We use to get into it. (you and I) Yet you never let me run away, like most people did. You actually helped me and wanted to talk it out until we made love again. But it was not sexual love but more of a sisterhood intimacy that we only knew how to express in conversation and result in sex. Call it the best of both worlds. But we honestly had love past sex. In fact sometimes the sex was terrible. (we both know that. On both ends.) And then there was times it was , the best sex I’d ever had. Again on both ends. (Ha)
However , fast forward it's a couple years later. It's been a struggle letting this part of us go. Going from soul intimate sisters, to just soul sisters learning to love Christ, then loving ourselves. And it's been hard because you know we have both fallen short in this time. The best part about our old relationship is we now know how to love another person as our potentials should love us.

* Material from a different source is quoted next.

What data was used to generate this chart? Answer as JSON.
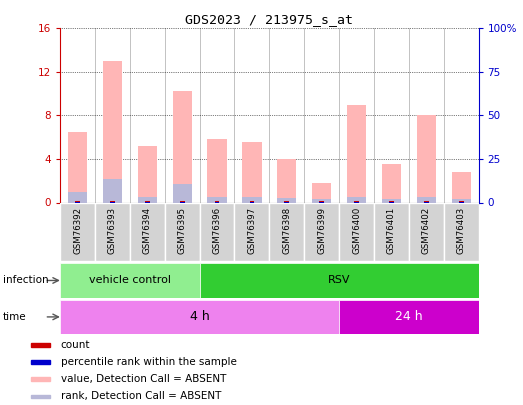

This transition God has us on has been the hardest thing to come yet, because this is when we would be on the phone until 6am, figuring out a different solution together. And now we are up until 6am alone, because we can't help one another when we are both going through the hardest break up of our lives. Knowing this must finally come to an end. The hardest part yet was we didn't think God would give me my king so soon.
A few more months, he will be home. I’m not ready to let you go, yet I am ready to reunite with my man. Meaning I do want to let that part of our connection go. I’m just not ready for your absence in my life. And for that I am not ready. I'm sorry you had to go through feeling like I didn't love you. But I did and still do. Lashing out on you because my transition has me hurting has not been helping our situation. So for the things I said to you, I did not mean and again, I am sorry. Preparing to let you go has been the most uncomfortable situation yet the best transition as far as getting closer to God I’ve ever had.